Hardscape Landscape Options

Making the outdoors an extension of your home can bring you years of enjoyment and add to the value of your home. Hardscape can greatly add to the style and beauty and even utility of your outdoor space, and the hardscape options available today are abundant and priced to fit every budget.

ALL THE OPTIONS

Hardscape Options Overview

Concrete

Concrete is one of the most widely used building materials worldwide because of its strength and durability.  Concrete offers the added benefit of being one of the most versatile materials available for enhancing outdoor spaces because it offers unlimited design flexibility in terms of shape, color and texture. Concrete is also very cost-effective when compared with other paving materials.

Concrete Pros and Cons:

  • Lasting Durability – Concrete endures extreme weather conditions and heavy foot traffic. It also resists the abrasion of heavy outdoor patio furniture.
  • Versatility – Concrete can be used for many applications both in and around the home.
  • It’s often thought of as primarily a paving material for patios, sidewalks and driveways. However you can also use concrete to make counter tops, sinks, fireplaces, outdoor waterscapes and even furniture.
  • Design flexibility – Concrete can be cast in nearly any form or shape and has the ability to be stamped, stained, dyed or colored.
hardscape concrete color and design options

Pavers

Contemporary landscapes have become a showcase of manufactured paving stones valued for their low cost and long term durability. They originated in Europe after the war when an affordable unit paver was needed to rebuild streets that would hold up far longer than poured concrete or asphalt.
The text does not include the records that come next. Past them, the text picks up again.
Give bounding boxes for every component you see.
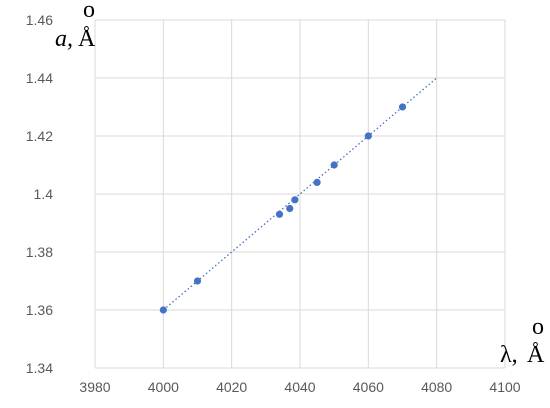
data-point bbox=[275, 210, 284, 218]
grid-lines bbox=[94, 19, 506, 369]
y-axis-title-ring: o bbox=[83, 0, 95, 23]
data-point bbox=[364, 132, 372, 140]
x-tick-label: 4040 bbox=[284, 379, 315, 395]
tick-labels: 3980 4000 4020 4040 4060 4080 4100 1.34 1.36 1.38… bbox=[26, 12, 521, 395]
y-tick-label: 1.4 bbox=[34, 186, 54, 202]
data-point bbox=[330, 161, 338, 169]
x-axis-title: λ, Å o bbox=[500, 314, 545, 368]
y-tick-label: 1.44 bbox=[26, 70, 53, 86]
y-axis-title-unit: Å bbox=[78, 26, 96, 52]
x-axis-title-unit: Å bbox=[527, 342, 545, 368]
y-tick-label: 1.38 bbox=[26, 244, 53, 260]
data-point bbox=[286, 204, 294, 213]
x-tick-label: 4020 bbox=[216, 379, 247, 395]
y-tick-label: 1.42 bbox=[26, 128, 53, 144]
y-tick-label: 1.36 bbox=[26, 302, 53, 318]
x-axis-title-ring: o bbox=[532, 314, 544, 340]
y-tick-label: 1.46 bbox=[26, 12, 53, 28]
y-axis-title-symbol: a, bbox=[55, 26, 73, 52]
x-tick-label: 4080 bbox=[421, 379, 452, 395]
data-point bbox=[291, 196, 299, 204]
data-point bbox=[398, 103, 407, 111]
x-tick-label: 4060 bbox=[353, 379, 384, 395]
x-tick-label: 4000 bbox=[148, 379, 179, 395]
x-axis-title-symbol: λ, bbox=[500, 342, 518, 368]
data-points bbox=[159, 103, 407, 314]
x-tick-label: 3980 bbox=[79, 379, 110, 395]
data-point bbox=[313, 178, 321, 186]
x-tick-label: 4100 bbox=[489, 379, 520, 395]
y-axis-title: a, Å o bbox=[55, 0, 96, 52]
y-tick-label: 1.34 bbox=[26, 360, 53, 376]
data-point bbox=[193, 277, 202, 285]
data-point bbox=[159, 306, 167, 314]
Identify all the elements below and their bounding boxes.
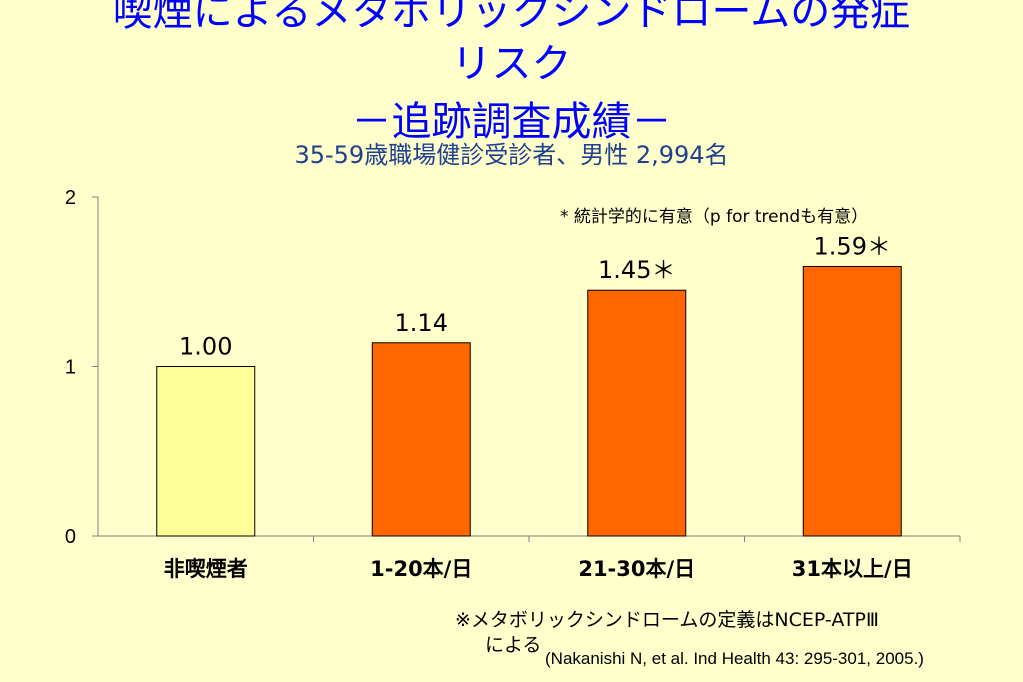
bar [587, 289, 687, 537]
data-label: 1.45＊ [598, 256, 675, 284]
y-tick-label: 0 [65, 526, 76, 548]
definition-note-line-1: ※メタボリックシンドロームの定義はNCEP-ATPⅢ [455, 609, 879, 631]
category-label: 非喫煙者 [164, 557, 248, 581]
definition-note-line-2: による [485, 634, 542, 656]
citation: (Nakanishi N, et al. Ind Health 43: 295-… [545, 649, 924, 668]
significance-note: * 統計学的に有意（p for trendも有意） [560, 207, 869, 227]
y-tick-label: 2 [65, 187, 76, 209]
data-label: 1.14 [395, 309, 448, 337]
category-label: 31本以上/日 [792, 557, 913, 581]
y-tick-label: 1 [65, 357, 76, 379]
chart-title-line-3: －追跡調査成績－ [351, 99, 672, 145]
bar [371, 342, 471, 537]
bar [156, 366, 256, 537]
chart-title-line-1: 喫煙によるメタボリックシンドロームの発症 [112, 0, 911, 35]
category-label: 21-30本/日 [578, 557, 695, 581]
data-label: 1.00 [179, 333, 232, 361]
bar [802, 265, 902, 537]
chart-subtitle: 35-59歳職場健診受診者、男性 2,994名 [294, 141, 729, 169]
chart-title-line-2: リスク [451, 41, 572, 87]
data-label: 1.59＊ [814, 232, 891, 260]
category-label: 1-20本/日 [370, 557, 472, 581]
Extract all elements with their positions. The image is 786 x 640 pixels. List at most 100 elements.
Precast paving stones caught on in landscapes early on due to affordability and versatility. The majority of these fall into one or more categories:

  • Interlocking pavers – a wide range of shapes and colors coordinated to produce a paving pattern once installed.
  • Precast unit pavers – crisp, uniformly shaped units such as squares or brick-like rectangles in various sizes.
  • Tumbled precast unit pavers – tumbled at the factory to produce a more natural looking surface.  Tumbled pavers also offer a softer edge that may prove safer in high activity areas such as swimming pool decks and adjacent to sports courts.
  • Open Cell pavers – designed to allow water to drain through openings in the paver itself, or through those set into the edges that result in increased flow through the joints.
  • Turf pavers – developed to allow emergency equipment to drive over lawn, typically to provide fire lanes to multifamily housing without paving the entire surface and are often cast in a lattice texture that provides openings large enough for turf to grow throughout.
  • Stone pavers – remnants of pre-war pavements created out of rough hewn stone squares that once replaced cobblestones.

Decomposed Granite

If you’re looking to simplify garden maintenance and cut back on water usage, decomposed granite is a good bet to use in your garden as part of the hardscape. Why? Decomposed granite is the ideal hardscape material in that it is natural, permeable, aesthetically versatile, and wonderfully inexpensive compared to other options.

Decomposed granite, or DG, is similar to gravel, but finer and more stable. It is a granitic rock that was formed through natural weathering, erosion of solid granite, and tough, hard igneous rocks. This landscaping material is usually composed of ⅜ inch or smaller particles. Colors may vary from gray, gold, pink brown, and even purple.

Decomposed granite comes in three forms: natural, stabilized, and resin-coated. Below are practical uses of each form.

  • Natural DG can be used as a mulch material that can be spread around trees and flower beds. Not only will it continue to weather after it is put in place, but it will also provide nutrients to soil, it lasts longer than other mulch material and will keep pests away from plants.
  • DG mied with stabilizers can be used for your path or patio. Stabilized DG is often added as a top layer, and has great longevity.
  • Resin-coated DG, sometimes called poly pavement can function as surface for driveways. It has a more natural look as compared to asphalt, and is permeable.